Izquierdo M.J.,Complejo Asistencial Universitario Of Burgos
BMC nephrology | Year: 2012
Treatment with selective vitamin D receptor activators such as paricalcitol have been shown to exert an anti-inflammatory effect in patients on hemodialysis, in addition to their action on mineral metabolism and independently of parathyroid hormone (PTH) levels. The objective of this study was to evaluate the additional antioxidant capacity of paricalcitol in a clinical setting. The study included 19 patients with renal disease on hemodialysis, of whom peripheral blood was obtained for analysis at baseline and three months after starting intravenous paricalcitol treatment.
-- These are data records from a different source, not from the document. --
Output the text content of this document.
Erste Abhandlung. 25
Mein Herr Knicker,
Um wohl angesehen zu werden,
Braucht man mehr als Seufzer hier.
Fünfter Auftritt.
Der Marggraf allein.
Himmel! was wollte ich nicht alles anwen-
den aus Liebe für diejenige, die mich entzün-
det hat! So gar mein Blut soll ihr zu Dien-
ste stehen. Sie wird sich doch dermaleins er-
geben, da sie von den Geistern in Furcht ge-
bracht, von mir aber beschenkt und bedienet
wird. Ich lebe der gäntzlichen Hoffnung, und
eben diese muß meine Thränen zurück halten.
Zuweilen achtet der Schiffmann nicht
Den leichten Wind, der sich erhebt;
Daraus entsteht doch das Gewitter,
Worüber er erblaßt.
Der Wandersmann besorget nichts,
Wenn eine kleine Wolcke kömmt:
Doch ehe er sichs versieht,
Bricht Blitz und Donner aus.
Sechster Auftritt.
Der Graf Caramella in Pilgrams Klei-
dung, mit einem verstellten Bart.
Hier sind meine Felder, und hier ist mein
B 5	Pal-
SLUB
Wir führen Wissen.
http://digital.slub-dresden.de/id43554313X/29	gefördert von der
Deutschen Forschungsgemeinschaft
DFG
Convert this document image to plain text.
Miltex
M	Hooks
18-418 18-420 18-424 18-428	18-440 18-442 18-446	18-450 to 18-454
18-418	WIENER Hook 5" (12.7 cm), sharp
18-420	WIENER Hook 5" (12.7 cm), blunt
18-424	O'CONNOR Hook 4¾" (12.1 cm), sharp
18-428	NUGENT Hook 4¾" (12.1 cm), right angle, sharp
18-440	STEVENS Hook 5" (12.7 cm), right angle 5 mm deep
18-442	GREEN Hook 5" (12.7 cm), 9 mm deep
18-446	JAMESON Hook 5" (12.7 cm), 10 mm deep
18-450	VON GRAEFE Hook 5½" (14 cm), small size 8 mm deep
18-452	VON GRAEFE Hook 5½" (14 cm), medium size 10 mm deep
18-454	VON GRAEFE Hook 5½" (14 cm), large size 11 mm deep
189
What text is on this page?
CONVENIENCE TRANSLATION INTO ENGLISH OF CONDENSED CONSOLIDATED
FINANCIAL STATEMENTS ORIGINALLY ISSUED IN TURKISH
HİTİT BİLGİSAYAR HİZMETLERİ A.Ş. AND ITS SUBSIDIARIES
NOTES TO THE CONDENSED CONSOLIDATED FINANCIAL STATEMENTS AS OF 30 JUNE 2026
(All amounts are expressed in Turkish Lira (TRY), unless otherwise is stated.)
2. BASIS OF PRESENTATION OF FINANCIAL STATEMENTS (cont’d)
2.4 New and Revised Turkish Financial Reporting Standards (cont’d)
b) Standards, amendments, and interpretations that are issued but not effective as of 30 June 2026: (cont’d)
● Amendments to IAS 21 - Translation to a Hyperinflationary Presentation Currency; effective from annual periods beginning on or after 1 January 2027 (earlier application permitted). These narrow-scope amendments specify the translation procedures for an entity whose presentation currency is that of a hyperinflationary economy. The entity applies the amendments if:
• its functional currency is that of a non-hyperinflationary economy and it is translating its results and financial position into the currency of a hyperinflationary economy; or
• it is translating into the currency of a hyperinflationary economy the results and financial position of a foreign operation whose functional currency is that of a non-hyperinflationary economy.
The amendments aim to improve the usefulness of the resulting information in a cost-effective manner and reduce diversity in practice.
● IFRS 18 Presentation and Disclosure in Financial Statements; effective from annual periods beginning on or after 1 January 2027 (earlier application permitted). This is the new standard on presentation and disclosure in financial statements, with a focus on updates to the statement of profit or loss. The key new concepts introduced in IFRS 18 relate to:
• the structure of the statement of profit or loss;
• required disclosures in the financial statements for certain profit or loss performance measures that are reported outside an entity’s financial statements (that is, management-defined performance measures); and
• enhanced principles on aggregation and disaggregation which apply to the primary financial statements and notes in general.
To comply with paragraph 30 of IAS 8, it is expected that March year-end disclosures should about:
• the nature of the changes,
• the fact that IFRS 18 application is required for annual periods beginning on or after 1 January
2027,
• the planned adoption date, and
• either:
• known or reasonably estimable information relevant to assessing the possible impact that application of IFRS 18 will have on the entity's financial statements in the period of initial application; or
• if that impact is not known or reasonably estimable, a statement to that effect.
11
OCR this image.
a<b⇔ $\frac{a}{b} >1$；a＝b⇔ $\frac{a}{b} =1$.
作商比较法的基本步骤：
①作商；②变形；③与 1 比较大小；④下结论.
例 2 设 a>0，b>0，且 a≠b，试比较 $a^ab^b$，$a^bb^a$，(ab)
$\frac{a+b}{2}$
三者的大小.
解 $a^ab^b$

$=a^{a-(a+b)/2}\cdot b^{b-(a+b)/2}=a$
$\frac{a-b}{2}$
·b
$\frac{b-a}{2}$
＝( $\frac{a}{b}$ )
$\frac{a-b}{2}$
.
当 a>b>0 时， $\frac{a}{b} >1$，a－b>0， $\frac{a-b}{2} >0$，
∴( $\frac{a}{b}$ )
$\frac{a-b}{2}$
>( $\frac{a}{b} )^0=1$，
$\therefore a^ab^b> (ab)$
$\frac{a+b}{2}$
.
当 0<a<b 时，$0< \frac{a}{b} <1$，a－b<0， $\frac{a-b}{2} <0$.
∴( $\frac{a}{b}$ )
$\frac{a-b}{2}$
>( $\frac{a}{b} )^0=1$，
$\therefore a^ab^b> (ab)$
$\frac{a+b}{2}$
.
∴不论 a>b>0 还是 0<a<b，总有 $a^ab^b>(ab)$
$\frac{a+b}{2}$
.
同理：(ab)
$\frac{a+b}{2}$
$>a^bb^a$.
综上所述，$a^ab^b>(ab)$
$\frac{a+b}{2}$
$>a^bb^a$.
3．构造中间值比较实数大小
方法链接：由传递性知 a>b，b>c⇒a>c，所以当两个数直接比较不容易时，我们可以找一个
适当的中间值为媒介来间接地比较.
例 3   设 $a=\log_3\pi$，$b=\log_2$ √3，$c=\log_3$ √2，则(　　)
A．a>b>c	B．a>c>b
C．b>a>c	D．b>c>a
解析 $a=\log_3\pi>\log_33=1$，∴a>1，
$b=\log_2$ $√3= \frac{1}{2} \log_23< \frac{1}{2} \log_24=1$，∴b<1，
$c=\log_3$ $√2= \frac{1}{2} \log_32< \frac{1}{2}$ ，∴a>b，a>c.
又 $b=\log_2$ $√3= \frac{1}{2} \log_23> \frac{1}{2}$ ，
The following oxidizing and inflammatory markers were quantified: malondialdehyde (MDA), nitrites and carbonyl groups, indoleamine 2,3-dioxygenase (IDO), tumor necrosis factor alfa (TNF-α), interleukin-6 (IL-6), interleukin-18 (IL-18) and C-reactive protein (CRP). Of the antioxidants and anti-inflammatory markers, superoxide dismutase (SOD), catalase, reduced glutathione (GSH), thioredoxin, and interleukin-10 (IL-10) levels were obtained. Baseline levels of oxidation markers MDA, nitric oxide and protein carbonyl groups significantly decreased after three months on paricalcitol treatment, while levels of GSH, thioredoxin, catalase and SOD activity significantly increased. After paricalcitol treatment, levels of the inflammatory markers CRP, TNF-α, IL-6 and IL-18 were significantly reduced in serum and the level of anti-inflammatory cytokine IL-10 was increased. In renal patients undergoing hemodialysis, paricalcitol treatment significantly reduces oxidative stress and inflammation, two well known factors leading to cardiovascular damage.